Distributed Training With Custom Training Loops Tutorial

Multiworker Training With Keras Tutorial

Multiworker Training With Estimator Tutorial

Save and Load with Distribution Strategy

Simple Examples

Using compile fit with GPUs.

# Create the strategy instance. It will automatically detect all the GPUs.
mirrored_strategy = tf.distribute.MirroredStrategy()

# Create and compile the keras model under strategy.scope()
with mirrored_strategy.scope():
  model = tf.keras.Sequential([tf.keras.layers.Dense(1, input_shape=(1,))])
  model.compile(loss='mse', optimizer='sgd')

# Call model.fit and model.evaluate as before.
dataset = tf.data.Dataset.from_tensors(([1.], [1.])).repeat(100).batch(10)
model.fit(dataset, epochs=2)
model.evaluate(dataset)

Custom training loop with TPUs.

# Create the strategy instance.
tpu_strategy = tf.distribute.TPUStrategy(resolver)


# Create the keras model under strategy.scope()
with tpu_strategy.scope():
  model = keras.layers.Dense(1, name="dense")

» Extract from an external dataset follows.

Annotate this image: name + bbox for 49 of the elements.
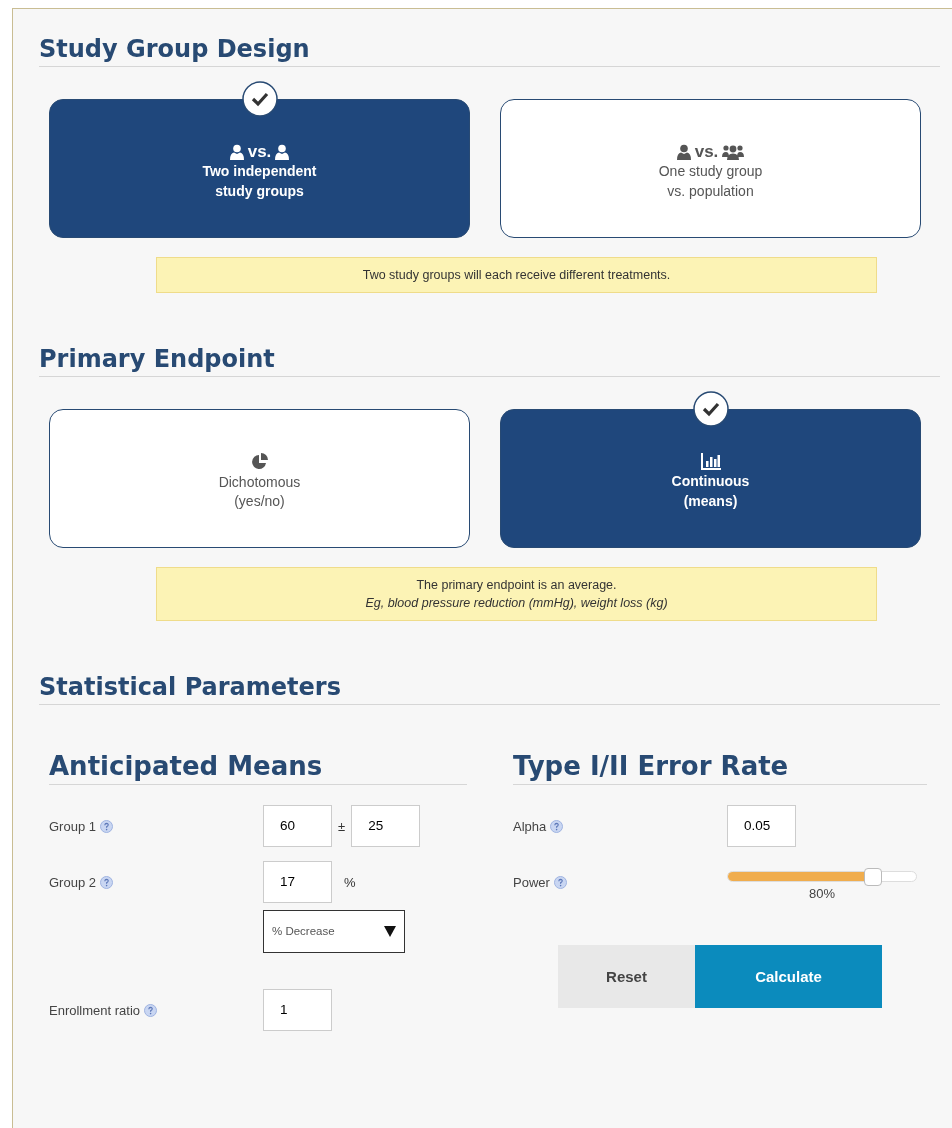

# Create custom training loop body as tf.function.
@tf.function
def train_step(iterator):
  def step_fn(inputs):
    images, targets = inputs
    with tf.GradientTape() as tape:
      outputs = model(images)
      loss = tf.reduce_sum(outputs - targets)
    grads = tape.gradient(loss, model.variables)
    return grads

  return tpu_strategy.run(
      step_fn, args=(next(iterator),))

# Run the loop body once on at dataset.
dataset = tf.data.Dataset.from_tensors(([1.], [1.])).repeat(100).batch(10
input_iterator = iter(tpu_strategy.experimental_distribute_dataset(dataset))
train_step(input_iterator)

Testing

Tests here should cover all distribution strategies to ensure feature parity. This can be done using the test decorators in strategy_combinations.py.